As state legislatures prepare to convene in January following an election year, the economic fallout from the coronavirus pandemic is posing new challenges to state professional licensing statutes that preserve CPAs’ status as protectors of the public interest.
Groups that have been lobbying for years against professional and occupational licensing can cite economic uncertainty related to the pandemic as a reason to relax professional standards for the purpose of opening up more job opportunities.
But professional licensing advocates note that at a time when fraud risk is heightened, the services and assurance provided by licensed professionals is even more important to protect the public. The AICPA will monitor state legislatures and respond if bills are introduced that jeopardize licensing laws.

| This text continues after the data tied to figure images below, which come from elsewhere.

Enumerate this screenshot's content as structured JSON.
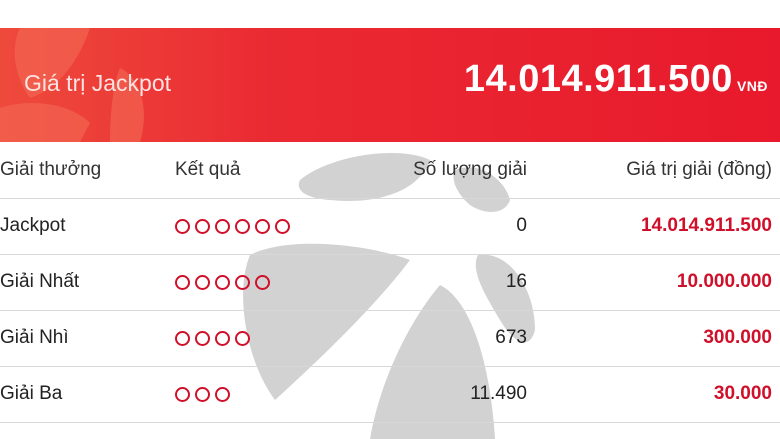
{
  "banner": {
    "title": "Giá trị Jackpot",
    "amount": "14.014.911.500",
    "unit": "VNĐ"
  },
  "table": {
    "headers": [
      "Giải thưởng",
      "Kết quả",
      "Số lượng giải",
      "Giá trị giải (đồng)"
    ],
    "rows": [
      {
        "prize": "Jackpot",
        "matches": 6,
        "count": "0",
        "value": "14.014.911.500"
      },
      {
        "prize": "Giải Nhất",
        "matches": 5,
        "count": "16",
        "value": "10.000.000"
      },
      {
        "prize": "Giải Nhì",
        "matches": 4,
        "count": "673",
        "value": "300.000"
      },
      {
        "prize": "Giải Ba",
        "matches": 3,
        "count": "11.490",
        "value": "30.000"
      }
    ]
  },
  "colors": {
    "banner": "#e8192c",
    "accent": "#d0102a"
  }
}
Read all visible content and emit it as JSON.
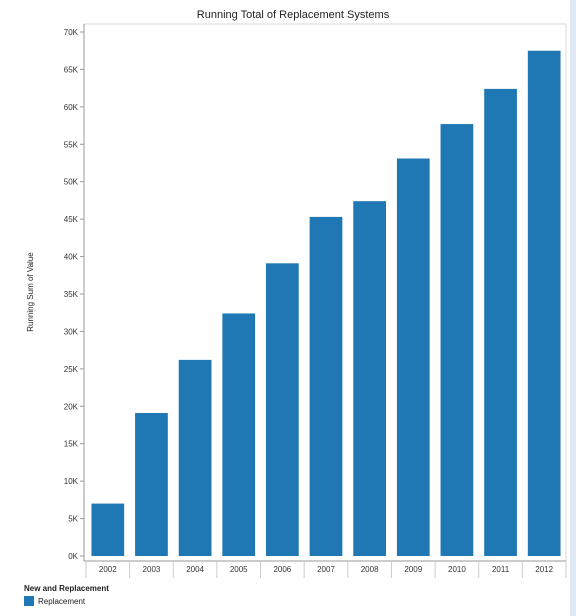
{
  "chart_data": {
    "type": "bar",
    "title": "Running Total of Replacement Systems",
    "ylabel": "Running Sum of Value",
    "xlabel": "",
    "categories": [
      "2002",
      "2003",
      "2004",
      "2005",
      "2006",
      "2007",
      "2008",
      "2009",
      "2010",
      "2011",
      "2012"
    ],
    "series": [
      {
        "name": "Replacement",
        "values": [
          7000,
          19100,
          26200,
          32400,
          39100,
          45300,
          47400,
          53100,
          57700,
          62400,
          67500
        ]
      }
    ],
    "ylim": [
      0,
      70000
    ],
    "yticks": [
      {
        "value": 0,
        "label": "0K"
      },
      {
        "value": 5000,
        "label": "5K"
      },
      {
        "value": 10000,
        "label": "10K"
      },
      {
        "value": 15000,
        "label": "15K"
      },
      {
        "value": 20000,
        "label": "20K"
      },
      {
        "value": 25000,
        "label": "25K"
      },
      {
        "value": 30000,
        "label": "30K"
      },
      {
        "value": 35000,
        "label": "35K"
      },
      {
        "value": 40000,
        "label": "40K"
      },
      {
        "value": 45000,
        "label": "45K"
      },
      {
        "value": 50000,
        "label": "50K"
      },
      {
        "value": 55000,
        "label": "55K"
      },
      {
        "value": 60000,
        "label": "60K"
      },
      {
        "value": 65000,
        "label": "65K"
      },
      {
        "value": 70000,
        "label": "70K"
      }
    ],
    "grid": false,
    "legend": {
      "title": "New and Replacement",
      "placement": "bottom-left"
    },
    "colors": {
      "bar": "#1f77b4",
      "axis": "#999999"
    }
  }
}
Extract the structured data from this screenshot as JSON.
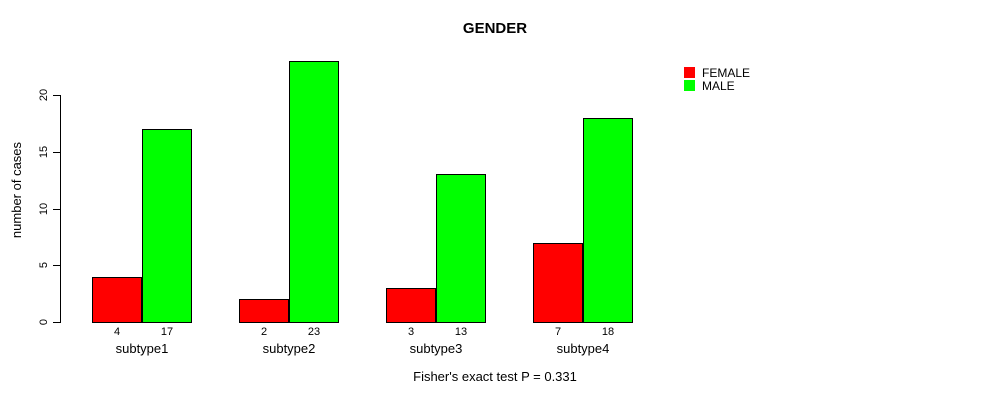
{
  "title": "GENDER",
  "ylabel": "number of cases",
  "footer": "Fisher's exact test P = 0.331",
  "legend": {
    "items": [
      {
        "label": "FEMALE",
        "color": "#ff0000"
      },
      {
        "label": "MALE",
        "color": "#00ff00"
      }
    ]
  },
  "chart_data": {
    "type": "bar",
    "title": "GENDER",
    "xlabel": "",
    "ylabel": "number of cases",
    "categories": [
      "subtype1",
      "subtype2",
      "subtype3",
      "subtype4"
    ],
    "series": [
      {
        "name": "FEMALE",
        "color": "#ff0000",
        "values": [
          4,
          2,
          3,
          7
        ]
      },
      {
        "name": "MALE",
        "color": "#00ff00",
        "values": [
          17,
          23,
          13,
          18
        ]
      }
    ],
    "yticks": [
      0,
      5,
      10,
      15,
      20
    ],
    "ylim": [
      0,
      23
    ],
    "bar_value_labels": [
      [
        4,
        2,
        3,
        7
      ],
      [
        17,
        23,
        13,
        18
      ]
    ],
    "annotation": "Fisher's exact test P = 0.331",
    "legend_position": "top-right",
    "grid": false,
    "axis_color": "#000000",
    "bar_border_color": "#000000"
  }
}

Over a dozen states where licensing issues will be a top legislative priority are being watched closely, said Marta Zaniewski, the AICPA’s vice president–State Regulatory & Legislative Affairs.
Calling all CPAs
Zaniewski said CPAs have a role to play in protecting licensing laws.
“The best way for CPAs to become involved is educate the legislators in your state about what you all do,” she said. “What is the community you serve? How do you serve it? What are the assets and attributes you bring to your organizations, your companies, and your communities?”
Zaniewski said busy legislators may not be fully aware of the benefits of licensing and may need to be reminded of the public benefits that licensing regulations provide. The pandemic, meanwhile, may limit the length of legislative sessions and the open dialogue about the potential unintended consequences of deregulation.
That’s why CPAs and state CPA societies who make their voices heard can make a difference.
“If there is a way to educate and really provide concrete examples of how CPAs protect consumers in their day-to-day work, and the services they provide that should be provided via a license given the large responsibility, it can only help clear up some of that noise and help policymakers view CPAs as a profession and not an occupation,” Zaniewski said.
Strength in numbers
By standing together with leaders of like-minded professions in the Alliance for Responsible Professional Licensing (ARPL), the AICPA and the National Association of State Boards of Accountancy have amplified their voices in their advocacy on licensing issues.
ARPL members include associations representing architects and engineers that also have established uniform education, examination, and experience standards for their professions. ARPL has worked to highlight best practices to help legislators understand licensing models.
“We’re there to inform and educate,” Zaniewski said. “And I think we’ve established ourselves in this space to be seen as a resource on future legislative bills. … We have a seat at the table to work with various stakeholders to say, ‘There are other models. This bill is not a silver bullet. You may cause unintended consequences.’ And I think we’re able to shine a light on models and best practices that are in place and are working well.”
Zaniewski said CPAs who wish to help with advocacy on this issue can work with the AICPA and ARPL to do so.
“No one knows their issues better than the people living in that state, and no one knows their legislators better than those people,” she said. “The CPAs who are in some of these hot states where they’ve seen legislation introduced, or they’re hearing that their governor would like to [diminish licensing], keep your ears to the ground and use any available opportunity to advocate for the profession and the public.”